The solution to our problem is thus either having a system of deposit insurance for wholesale markets or….well, the only other alternative is to insist that there should be no wholesale funding.

And while I\’m well aware of things like moral hazard, not having wholesale funding looks like a much, much, more expensive proposition in the form of wealth not created.

Still, nice to have a Nobel Laureate on the liabilities tax side rather than the Robin Hood Tax side, isn\’t it?

5 thoughts on “Well, when I\’m right I\’m right”

  1. Surely the moral hazard can be dealt with by appropriate pricing of the deposit insurance? The problem with the current system is that the cost of government bailout (slightly higher taxes) is cheap to the people taking the direct risks (medium level commercial bankers, largely, not the Boards of Directors) compared to the potential bonuses.

    I suppose, if you take the public finances as a ‘commons’, it is really another aspect of that typical economic tragedy.

  2. Rather than insisting the poor tax payer gets fleeced why not not have higher capital requirements for banks that are higher risk?

    I starting to come around to the idea that banks shouldn’t have limited liability: banks becoming partnerships.
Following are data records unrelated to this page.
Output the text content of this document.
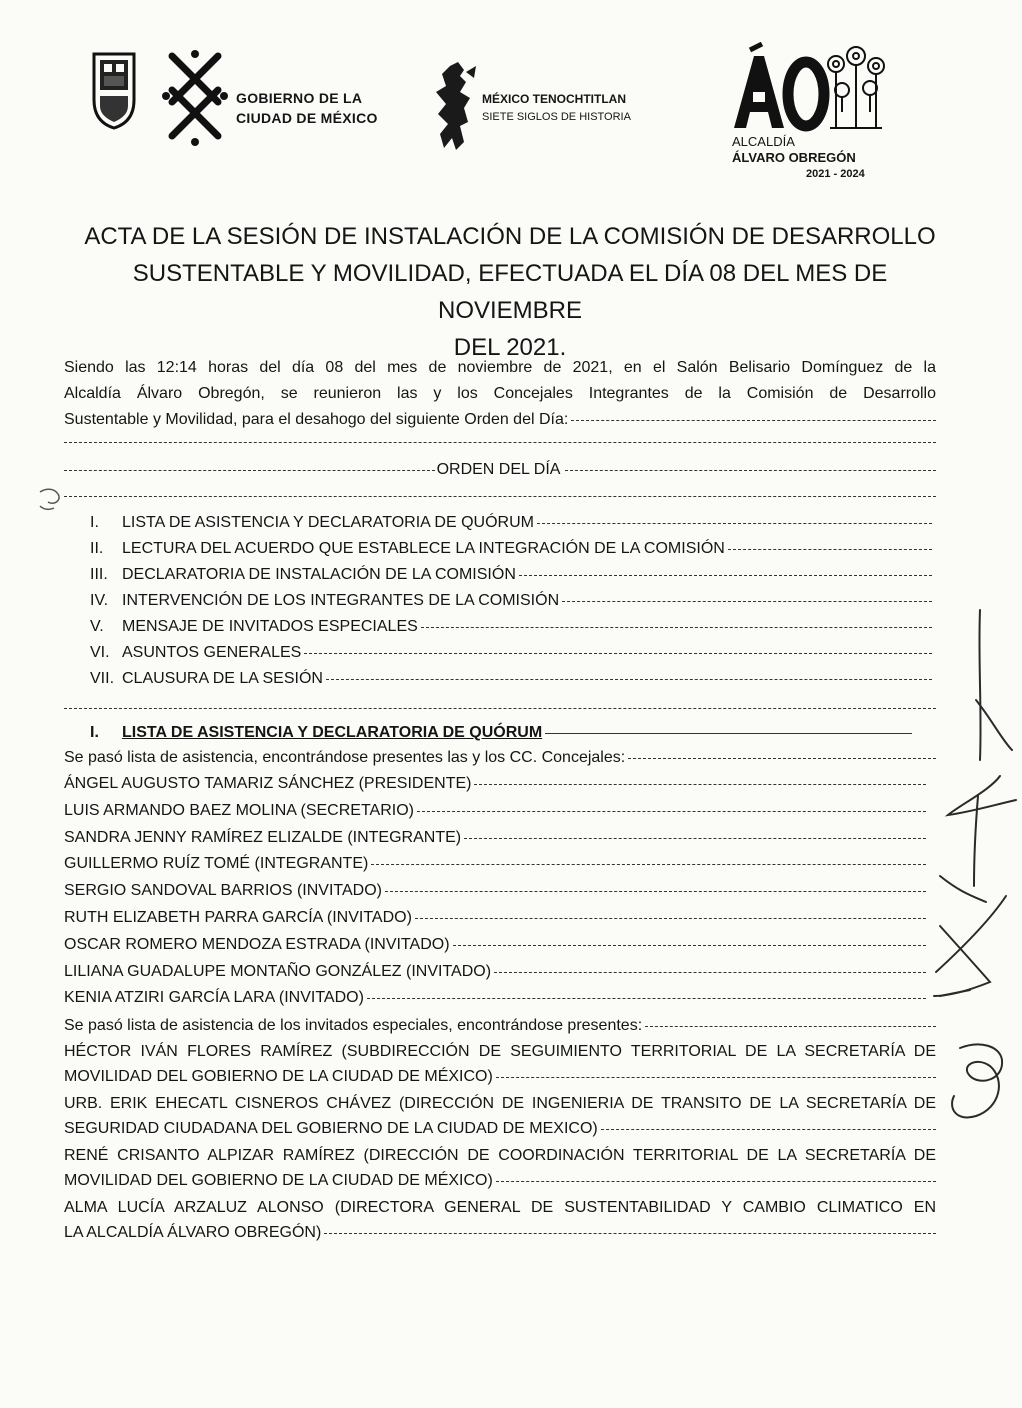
GOBIERNO DE LA
CIUDAD DE MÉXICO
MÉXICO TENOCHTITLAN
SIETE SIGLOS DE HISTORIA
ALCALDÍA
ÁLVARO OBREGÓN
2021 - 2024
ACTA DE LA SESIÓN DE INSTALACIÓN DE LA COMISIÓN DE DESARROLLO
SUSTENTABLE Y MOVILIDAD, EFECTUADA EL DÍA 08 DEL MES DE NOVIEMBRE
DEL 2021.
Siendo las 12:14 horas del día 08 del mes de noviembre de 2021, en el Salón Belisario Domínguez de la
Alcaldía Álvaro Obregón, se reunieron las y los Concejales Integrantes de la Comisión de Desarrollo
Sustentable y Movilidad, para el desahogo del siguiente Orden del Día:
ORDEN DEL DÍA
I.	LISTA DE ASISTENCIA Y DECLARATORIA DE QUÓRUM
II.	LECTURA DEL ACUERDO QUE ESTABLECE LA INTEGRACIÓN DE LA COMISIÓN
III. DECLARATORIA DE INSTALACIÓN DE LA COMISIÓN
IV. INTERVENCIÓN DE LOS INTEGRANTES DE LA COMISIÓN
V.	MENSAJE DE INVITADOS ESPECIALES
VI. ASUNTOS GENERALES
VII. CLAUSURA DE LA SESIÓN
I.	LISTA DE ASISTENCIA Y DECLARATORIA DE QUÓRUM
Se pasó lista de asistencia, encontrándose presentes las y los CC. Concejales:
ÁNGEL AUGUSTO TAMARIZ SÁNCHEZ (PRESIDENTE)
LUIS ARMANDO BAEZ MOLINA (SECRETARIO)
SANDRA JENNY RAMÍREZ ELIZALDE (INTEGRANTE)
GUILLERMO RUÍZ TOMÉ (INTEGRANTE)
SERGIO SANDOVAL BARRIOS (INVITADO)
RUTH ELIZABETH PARRA GARCÍA (INVITADO)
OSCAR ROMERO MENDOZA ESTRADA (INVITADO)
LILIANA GUADALUPE MONTAÑO GONZÁLEZ (INVITADO)
KENIA ATZIRI GARCÍA LARA (INVITADO)
Se pasó lista de asistencia de los invitados especiales, encontrándose presentes:
HÉCTOR IVÁN FLORES RAMÍREZ (SUBDIRECCIÓN DE SEGUIMIENTO TERRITORIAL DE LA SECRETARÍA DE
MOVILIDAD DEL GOBIERNO DE LA CIUDAD DE MÉXICO)
URB. ERIK EHECATL CISNEROS CHÁVEZ (DIRECCIÓN DE INGENIERIA DE TRANSITO DE LA SECRETARÍA DE
SEGURIDAD CIUDADANA DEL GOBIERNO DE LA CIUDAD DE MEXICO)
RENÉ CRISANTO ALPIZAR RAMÍREZ (DIRECCIÓN DE COORDINACIÓN TERRITORIAL DE LA SECRETARÍA DE
MOVILIDAD DEL GOBIERNO DE LA CIUDAD DE MÉXICO)
ALMA LUCÍA ARZALUZ ALONSO (DIRECTORA GENERAL DE SUSTENTABILIDAD Y CAMBIO CLIMATICO EN
LA ALCALDÍA ÁLVARO OBREGÓN)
That solves the moral hazard problem.

  3. “The solution to our problem is thus either having a system of deposit insurance for wholesale markets or….well, the only other alternative is to insist that there should be no wholesale funding.”

    It’s not so much a solution as a substitution of problems. You reduce the liquidity risk associated with bank runs, but at the expense of increasing credit risk. It’s moving the point of failure rather than irradicating it.

    If there is any hope of resolving the issue through regulation (which I’m still highly sceptical about), I think it’s more likely to come from tougher requirements on liquidity management and orderly wind-down plans than it is from deposit insurance.

  4. Kit: “Rather than insisting the poor tax payer gets fleeced why not not have higher capital requirements for banks that are higher risk?”

    There are (although that is subject to the problem of quantifying risk), but in the event of bank runs, they makes little difference. Capital requirements are a useful buffer against credit risk, as they allow the bank to absorb losses, but they’re generally useless when it comes to liquidity risk.

    If you haven’t got enough liquid assets to cover withdrawals as people demand them, it doesn’t really matter how much capital you’ve got.

  5. If you haven’t got enough liquid assets to cover withdrawals as people demand them, it doesn’t really matter how much capital you’ve got.

    Why not require the banks to hold a substantial percentage (e.g. 15-20%) of their liabilities in liquid assets, such as cash on deposit at the BoE or even actual cash, gold etc in their own vaults? The market value of a bank’s shares is a terrible thing to base capital requirements on, as the share price will be going down the toilet at the precise time this capital may be needed.